Drame de Crépol : le groupe d’opposition de Givors réclame la dissolution de SOS Racisme

Le groupe Givors Fière a réagi à la décision des juges d’instruction de retenir la circonstance aggravante de racisme dans le dossier du meurtre de Thomas Perotto, tué lors d’une rixe à Crépol en novembre 2023.

Vendredi 24 juillet, le groupe Givors Fière, installé au conseil municipal de Givors (sud de Lyon), a appelé à la dissolution de l’association SOS Racisme, après la décision des juges d’instruction de retenir la circonstance aggravante de racisme dans le dossier du meurtre de Thomas Perotto.

Pour rappel, le jeune homme de 16 ans avait été tué dans la nuit du 18 au 19 novembre 2023, à l’issue du bal d’hiver organisé à Crépol (Drôme). Selon plusieurs sources proches du dossier citées par l’AFP, une dizaine de témoins ont rapporté des propos hostiles aux personnes blanches.

"Il est temps que les pouvoirs publics se penchent sérieusement" sur SOS Racisme

Dans son communiqué, le groupe Givors Fière estime que cette nouvelle étape judiciaire confirme le caractère raciste du meurtre de Thomas et s’en prend directement à SOS Racisme. L’association est accusée par le groupe d’avoir, au moment des faits, dénoncé comme raciste le fait de condamner publiquement le crime.

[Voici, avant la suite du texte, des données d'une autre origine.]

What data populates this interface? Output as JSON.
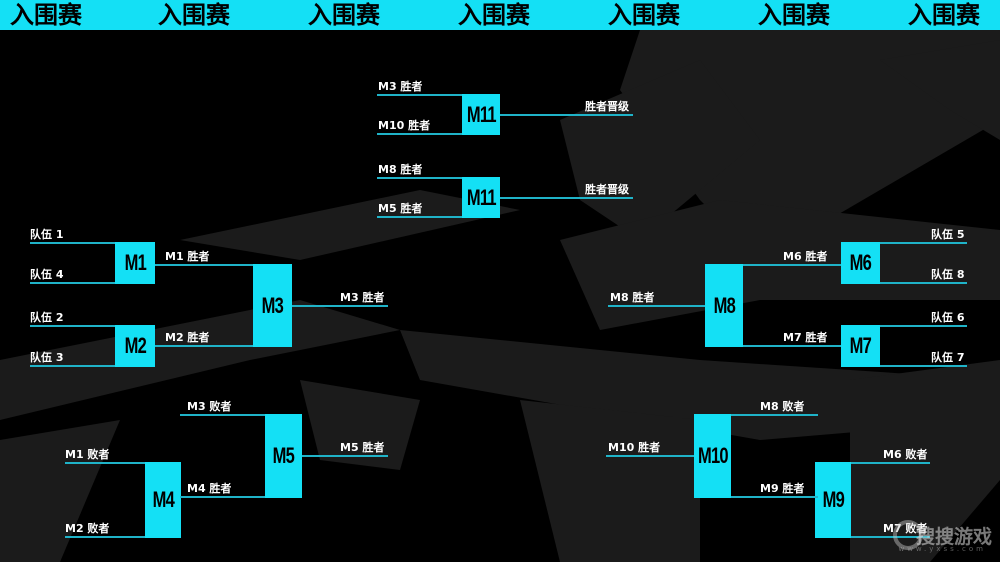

"Au vu des dernières évolutions de l’instruction sur le massacre de Crépol et de la reconnaissance, enfin, de son caractère raciste par la justice, il est temps que les pouvoirs publics se penchent sérieusement sur la nécessité d’envisager une procédure de dissolution contre l’association SOS Racisme", écrit le groupe.

Givors Fière reproche également à l’association d’avoir, selon lui, développé une activité "devenue incompatible avec son objet statutaire". "A minima, il est urgent de retirer la reconnaissance d'intérêt général, qui permet de défiscaliser les dons, à SOS Racisme, compte tenu de ce nouvel exemple de non-respect des conditions ayant justifié la reconnaissance d’intérêt général et d’une activité devenue incompatible avec son objet statutaire", a conclu le groupe.

La décision des juges d’instruction ne fait pas office de jugement définitif sur le caractère raciste des faits. Les magistrats doivent désormais rédiger leur ordonnance de mise en accusation, avant qu’un éventuel procès puisse se tenir. Et ce ne sera pas avant 2027.